Screaming out obvious falsehoods to inflame the public is counter-productive. Tone down the retoric and see the truth. Supply and demand ( and there is alot of supply) has given wine-drinkers the lowest prices and best selection in years. Giant wholesalers are gobbling up smaller ones but new wholesalers are opening to serve the niche.

Why not join the industry in creating the laws instead for screaming inane comments from the sidelines?

Alder Yarrow wrote:
07.19.10 at 9:11 AM


Thanks for taking the time to comment.

I am not mistaken, and about 30 seconds of googling will show you that it's pretty easy to buy a powerful crossbow with razor blade tips and sulfuric acid, for instance, over the internet.

Protectionism and state-run monopolies run completely against the principles of supply and demand that you suggest can and have done good for the consumer.

"Join the industry in creating the laws?" You've got to be kidding me. The industry shouldn't be creating the laws in the first place.

Doug Schulman wrote:
07.22.10 at 8:26 AM

Unfortunately, I don't think a wider public audience would care about this bill as it does not directly or immediately affect most wine drinkers. Very few of us (percentagewise) order wine directly from wineries or retailers in other states. For those who don't, I don't think there will be much, if any, impact.

That brings me to the second point: Steve, I find your comments ridiculous. There's no way allowing wine shipments would put already successful Ohio (or any other state) wineries out of business. If that were true, the sea of wine already available from CA would have done so, especially since folks can buy that without paying for shipping.
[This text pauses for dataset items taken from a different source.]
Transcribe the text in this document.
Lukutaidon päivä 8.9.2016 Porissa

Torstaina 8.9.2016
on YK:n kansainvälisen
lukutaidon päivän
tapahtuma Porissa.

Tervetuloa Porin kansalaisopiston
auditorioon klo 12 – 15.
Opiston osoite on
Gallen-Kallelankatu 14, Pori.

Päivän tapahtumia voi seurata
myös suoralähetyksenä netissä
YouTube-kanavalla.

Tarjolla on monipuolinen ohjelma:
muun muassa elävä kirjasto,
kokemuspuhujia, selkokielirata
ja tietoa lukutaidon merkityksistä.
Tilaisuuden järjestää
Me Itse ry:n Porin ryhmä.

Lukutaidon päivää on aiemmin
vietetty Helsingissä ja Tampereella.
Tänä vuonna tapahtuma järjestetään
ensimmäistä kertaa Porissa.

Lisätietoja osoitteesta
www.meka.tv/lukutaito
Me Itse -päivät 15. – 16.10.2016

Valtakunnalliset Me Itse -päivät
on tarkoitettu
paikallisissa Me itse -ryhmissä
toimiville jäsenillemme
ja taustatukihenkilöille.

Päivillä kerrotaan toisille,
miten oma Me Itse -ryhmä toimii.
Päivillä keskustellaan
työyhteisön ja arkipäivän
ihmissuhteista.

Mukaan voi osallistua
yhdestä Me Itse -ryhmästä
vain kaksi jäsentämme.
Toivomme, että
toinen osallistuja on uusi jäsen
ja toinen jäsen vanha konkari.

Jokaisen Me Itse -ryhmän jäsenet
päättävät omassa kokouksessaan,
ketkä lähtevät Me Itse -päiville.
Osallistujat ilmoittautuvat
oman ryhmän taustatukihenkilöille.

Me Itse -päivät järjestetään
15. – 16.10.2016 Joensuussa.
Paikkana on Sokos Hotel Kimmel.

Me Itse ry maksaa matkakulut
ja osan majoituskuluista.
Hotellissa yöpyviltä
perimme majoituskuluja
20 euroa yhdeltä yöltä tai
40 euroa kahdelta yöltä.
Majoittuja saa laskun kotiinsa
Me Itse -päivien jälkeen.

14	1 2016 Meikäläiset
Your words are the "falsehoods" and "rhetoric". Plus, I find it completely unreasonable that the wholesalers are the ones who have written and continue to write the alcohol laws, as you have pointed out.

Troy Truchon wrote:
07.30.10 at 11:56 PM


So rather than producing a Better product than California your uncle would instead see regulations limiting consumer choice keep him in business? Don't get me wrong, as a Californian who values our states wines above all others I am enjoying the implied compliment.

Troy Truchon wrote:
07.31.10 at 4:38 PM

Silly typo, the latter was targeted at Steve Heineman, not mister Alder.